Baku, Azerbaijan, June 16
By Rufiz Hafizoglu - Trend:
Russian-Turkish relations gained strategic nature namely after the Justice and Development Party came to power in Turkey in 2002.
Despite political differences regarding the settlement of the Syrian crisis, Turkey and Russia continued economic and political cooperation, also for the benefit of the region.
Construction of the Akkuyu nuclear power plant and the Turkish Stream gas pipeline (the project of which, however, was previously frozen) can be mentioned among the important energy projects of the two countries.
The important point is that before the crisis in relations, Turkish and Russian authorities repeatedly stated that the political differences related to the settlement of the Syrian crisis won't affect the relations between Moscow and Ankara in any way.
This lasted until November 24, 2015, when the Russian Su-24 bomber was shot down in the Turkish sky.
Namely the destruction of the Russian bomber gave the effect expected by NATO, which, according to some Turkish analysts, feared rapprochement between Turkey and Russia.
But the rapprochement between Ankara and Moscow worried not only NATO but also the European Union, which has been applying double standards for many years regarding Turkey and Russia. It should be recalled that Turkey at the time didn't join the EU sanctions against Russia.

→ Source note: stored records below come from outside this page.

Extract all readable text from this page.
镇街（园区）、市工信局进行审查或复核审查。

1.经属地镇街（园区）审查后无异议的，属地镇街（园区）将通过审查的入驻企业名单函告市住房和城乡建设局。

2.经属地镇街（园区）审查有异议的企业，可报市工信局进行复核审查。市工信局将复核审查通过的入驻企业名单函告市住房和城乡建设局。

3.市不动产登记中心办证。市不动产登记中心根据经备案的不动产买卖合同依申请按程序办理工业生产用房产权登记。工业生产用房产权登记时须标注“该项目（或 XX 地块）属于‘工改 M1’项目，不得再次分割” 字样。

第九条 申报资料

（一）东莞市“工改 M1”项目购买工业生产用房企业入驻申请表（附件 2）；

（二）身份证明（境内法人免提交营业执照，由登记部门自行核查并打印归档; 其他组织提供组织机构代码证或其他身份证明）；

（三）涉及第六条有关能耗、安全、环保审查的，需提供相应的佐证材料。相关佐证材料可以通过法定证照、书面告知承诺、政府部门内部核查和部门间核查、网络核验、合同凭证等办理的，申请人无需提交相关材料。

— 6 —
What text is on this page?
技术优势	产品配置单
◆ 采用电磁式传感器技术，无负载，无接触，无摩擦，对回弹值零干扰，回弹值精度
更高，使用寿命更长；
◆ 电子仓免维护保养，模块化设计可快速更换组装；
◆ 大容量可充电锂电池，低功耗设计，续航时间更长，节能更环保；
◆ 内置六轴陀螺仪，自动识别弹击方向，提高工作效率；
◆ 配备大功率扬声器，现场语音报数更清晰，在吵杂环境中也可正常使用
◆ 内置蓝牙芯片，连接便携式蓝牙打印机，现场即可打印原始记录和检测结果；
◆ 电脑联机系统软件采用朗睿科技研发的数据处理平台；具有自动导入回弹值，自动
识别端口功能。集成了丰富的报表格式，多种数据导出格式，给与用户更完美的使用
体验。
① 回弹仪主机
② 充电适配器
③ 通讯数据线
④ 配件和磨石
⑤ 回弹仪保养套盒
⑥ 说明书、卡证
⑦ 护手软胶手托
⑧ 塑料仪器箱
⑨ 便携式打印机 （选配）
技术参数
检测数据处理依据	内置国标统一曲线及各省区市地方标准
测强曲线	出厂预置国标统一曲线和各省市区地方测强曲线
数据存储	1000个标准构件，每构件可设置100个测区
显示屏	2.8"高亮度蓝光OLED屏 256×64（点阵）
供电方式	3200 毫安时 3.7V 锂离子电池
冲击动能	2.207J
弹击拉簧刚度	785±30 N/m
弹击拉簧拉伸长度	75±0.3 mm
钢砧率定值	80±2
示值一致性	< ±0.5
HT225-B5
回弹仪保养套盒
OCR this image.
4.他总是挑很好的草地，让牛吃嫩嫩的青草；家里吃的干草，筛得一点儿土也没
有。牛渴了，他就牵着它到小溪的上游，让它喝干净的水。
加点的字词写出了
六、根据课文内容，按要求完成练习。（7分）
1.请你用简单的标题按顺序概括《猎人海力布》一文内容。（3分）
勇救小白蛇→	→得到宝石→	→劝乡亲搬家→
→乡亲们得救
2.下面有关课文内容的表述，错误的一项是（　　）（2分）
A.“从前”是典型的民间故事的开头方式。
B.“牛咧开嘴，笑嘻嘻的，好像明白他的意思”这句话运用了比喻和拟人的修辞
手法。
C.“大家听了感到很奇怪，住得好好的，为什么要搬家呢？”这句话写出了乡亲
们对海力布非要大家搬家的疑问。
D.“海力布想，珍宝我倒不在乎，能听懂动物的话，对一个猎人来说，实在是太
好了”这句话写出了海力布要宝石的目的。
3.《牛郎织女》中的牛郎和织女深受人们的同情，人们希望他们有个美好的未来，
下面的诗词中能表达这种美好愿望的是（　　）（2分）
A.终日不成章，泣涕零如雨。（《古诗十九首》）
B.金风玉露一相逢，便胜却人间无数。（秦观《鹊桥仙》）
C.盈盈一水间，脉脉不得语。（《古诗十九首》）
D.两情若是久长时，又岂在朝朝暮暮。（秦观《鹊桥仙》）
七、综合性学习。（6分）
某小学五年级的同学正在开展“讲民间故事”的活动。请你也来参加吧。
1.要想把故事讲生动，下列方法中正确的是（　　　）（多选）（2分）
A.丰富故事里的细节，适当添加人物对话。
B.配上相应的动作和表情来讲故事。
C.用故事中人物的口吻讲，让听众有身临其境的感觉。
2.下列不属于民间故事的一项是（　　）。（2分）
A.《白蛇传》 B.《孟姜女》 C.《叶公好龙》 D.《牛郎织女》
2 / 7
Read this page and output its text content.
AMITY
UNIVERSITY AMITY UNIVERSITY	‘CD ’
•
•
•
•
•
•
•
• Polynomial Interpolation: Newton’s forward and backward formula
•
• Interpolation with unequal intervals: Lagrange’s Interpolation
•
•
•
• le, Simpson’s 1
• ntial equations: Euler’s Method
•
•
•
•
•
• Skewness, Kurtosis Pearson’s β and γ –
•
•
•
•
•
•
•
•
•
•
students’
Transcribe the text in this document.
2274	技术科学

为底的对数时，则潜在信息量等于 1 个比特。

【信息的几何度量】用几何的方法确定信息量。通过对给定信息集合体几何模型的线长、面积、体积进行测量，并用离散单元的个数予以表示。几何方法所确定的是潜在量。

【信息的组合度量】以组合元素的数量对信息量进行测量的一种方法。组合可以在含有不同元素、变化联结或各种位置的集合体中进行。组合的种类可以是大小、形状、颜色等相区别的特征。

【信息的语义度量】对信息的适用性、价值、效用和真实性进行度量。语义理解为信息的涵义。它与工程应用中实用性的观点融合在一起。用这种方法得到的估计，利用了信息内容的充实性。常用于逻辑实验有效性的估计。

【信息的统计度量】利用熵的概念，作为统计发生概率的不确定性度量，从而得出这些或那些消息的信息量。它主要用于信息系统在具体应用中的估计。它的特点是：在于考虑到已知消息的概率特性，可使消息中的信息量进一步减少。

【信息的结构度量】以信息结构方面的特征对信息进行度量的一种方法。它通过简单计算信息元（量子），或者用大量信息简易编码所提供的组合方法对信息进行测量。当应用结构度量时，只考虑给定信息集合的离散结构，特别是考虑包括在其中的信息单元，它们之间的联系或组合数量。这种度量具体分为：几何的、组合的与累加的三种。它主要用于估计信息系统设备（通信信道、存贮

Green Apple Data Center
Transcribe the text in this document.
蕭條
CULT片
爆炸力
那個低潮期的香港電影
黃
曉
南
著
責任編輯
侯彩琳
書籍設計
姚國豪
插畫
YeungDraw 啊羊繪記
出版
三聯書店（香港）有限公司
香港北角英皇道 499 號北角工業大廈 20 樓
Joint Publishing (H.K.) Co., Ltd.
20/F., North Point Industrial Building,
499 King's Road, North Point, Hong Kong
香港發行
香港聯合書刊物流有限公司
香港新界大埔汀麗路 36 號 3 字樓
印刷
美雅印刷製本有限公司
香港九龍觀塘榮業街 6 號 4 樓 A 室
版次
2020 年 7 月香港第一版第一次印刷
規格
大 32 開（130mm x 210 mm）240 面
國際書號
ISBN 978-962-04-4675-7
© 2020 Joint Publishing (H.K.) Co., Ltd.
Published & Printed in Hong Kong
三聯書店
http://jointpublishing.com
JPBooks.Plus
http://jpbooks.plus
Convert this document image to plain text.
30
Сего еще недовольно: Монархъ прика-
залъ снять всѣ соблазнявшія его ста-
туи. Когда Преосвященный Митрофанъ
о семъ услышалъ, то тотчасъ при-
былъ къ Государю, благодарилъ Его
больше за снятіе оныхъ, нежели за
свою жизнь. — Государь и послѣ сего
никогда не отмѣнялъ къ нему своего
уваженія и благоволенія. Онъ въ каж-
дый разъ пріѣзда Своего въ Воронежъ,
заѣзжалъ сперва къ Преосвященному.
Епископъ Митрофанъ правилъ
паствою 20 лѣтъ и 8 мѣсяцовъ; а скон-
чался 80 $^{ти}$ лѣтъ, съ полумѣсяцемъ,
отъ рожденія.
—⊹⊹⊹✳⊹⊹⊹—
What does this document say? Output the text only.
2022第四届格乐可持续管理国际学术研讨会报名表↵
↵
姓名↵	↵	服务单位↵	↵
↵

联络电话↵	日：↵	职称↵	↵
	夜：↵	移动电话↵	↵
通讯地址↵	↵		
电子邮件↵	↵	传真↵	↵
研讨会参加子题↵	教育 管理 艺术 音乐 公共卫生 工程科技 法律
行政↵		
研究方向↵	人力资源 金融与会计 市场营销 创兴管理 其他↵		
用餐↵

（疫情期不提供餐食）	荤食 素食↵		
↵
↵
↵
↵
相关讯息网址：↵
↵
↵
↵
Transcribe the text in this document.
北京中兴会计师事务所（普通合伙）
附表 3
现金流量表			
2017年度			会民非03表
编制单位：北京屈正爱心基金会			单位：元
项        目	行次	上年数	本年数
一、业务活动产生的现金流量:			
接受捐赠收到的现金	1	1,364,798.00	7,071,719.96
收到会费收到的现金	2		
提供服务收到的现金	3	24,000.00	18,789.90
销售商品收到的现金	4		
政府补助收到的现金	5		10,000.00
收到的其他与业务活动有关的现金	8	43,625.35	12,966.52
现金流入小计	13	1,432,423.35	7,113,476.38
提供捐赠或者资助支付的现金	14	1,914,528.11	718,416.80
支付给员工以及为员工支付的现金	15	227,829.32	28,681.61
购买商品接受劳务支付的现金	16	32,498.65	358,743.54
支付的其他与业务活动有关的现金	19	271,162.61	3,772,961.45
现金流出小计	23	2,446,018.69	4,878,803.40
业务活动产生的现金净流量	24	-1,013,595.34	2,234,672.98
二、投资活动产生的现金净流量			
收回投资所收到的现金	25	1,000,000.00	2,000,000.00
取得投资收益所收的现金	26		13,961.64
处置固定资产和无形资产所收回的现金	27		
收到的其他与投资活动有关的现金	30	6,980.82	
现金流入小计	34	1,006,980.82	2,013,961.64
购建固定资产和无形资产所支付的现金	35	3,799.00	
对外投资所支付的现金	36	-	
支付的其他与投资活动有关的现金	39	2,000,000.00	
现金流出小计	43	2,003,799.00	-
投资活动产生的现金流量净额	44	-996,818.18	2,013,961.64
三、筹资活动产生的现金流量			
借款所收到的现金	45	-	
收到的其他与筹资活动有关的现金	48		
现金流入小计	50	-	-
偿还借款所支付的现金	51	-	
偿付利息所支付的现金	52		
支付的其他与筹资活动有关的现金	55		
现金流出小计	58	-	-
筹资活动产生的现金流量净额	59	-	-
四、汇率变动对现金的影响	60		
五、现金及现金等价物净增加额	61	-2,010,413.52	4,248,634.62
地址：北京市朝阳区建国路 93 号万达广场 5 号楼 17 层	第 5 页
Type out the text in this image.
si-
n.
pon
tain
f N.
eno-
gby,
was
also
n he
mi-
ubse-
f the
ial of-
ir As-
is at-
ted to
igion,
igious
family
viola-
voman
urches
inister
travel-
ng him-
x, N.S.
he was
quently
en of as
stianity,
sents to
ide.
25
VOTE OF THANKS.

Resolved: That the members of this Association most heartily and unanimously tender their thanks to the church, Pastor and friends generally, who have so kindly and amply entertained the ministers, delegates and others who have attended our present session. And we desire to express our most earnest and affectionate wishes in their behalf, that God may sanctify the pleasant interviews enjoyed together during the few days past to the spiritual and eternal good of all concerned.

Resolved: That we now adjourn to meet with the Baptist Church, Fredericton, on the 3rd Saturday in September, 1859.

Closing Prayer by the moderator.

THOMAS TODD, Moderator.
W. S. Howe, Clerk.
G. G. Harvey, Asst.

In order to understand who was obstructed by the Russian-Turkish cooperation, first of all, it is necessary to imagine how this cooperation would change the region in the future.
First, it is necessary to take into account that Turkey and Russia are two dynamically developing countries in the region.
Moscow and Ankara's getting closer to each other was important not only in terms of resolving the frozen conflicts in South Caucasus and in such countries as Syria and Iraq where radicalism has led to chaos.
Another important factor is that not the West, including the US, but namely Russia, Turkey and in particular, Iran are able to confront the growth of radicalism in Syria and Iraq.
Thus, close relations between Russia and Turkey would first of all disrupt the plans of the forces who are not interested in the region's stability.
Obviously, both Moscow and Ankara understand what is going on. This suggests that the two sides tend to normalize the relations.
Although Turkey has always kept its diplomatic channels with Russia open, the congratulatory letter of Turkish President Recep Tayyip Erdogan to Vladimir Putin on the occasion of Russia Day can be considered as the first step towards normalization of the relations.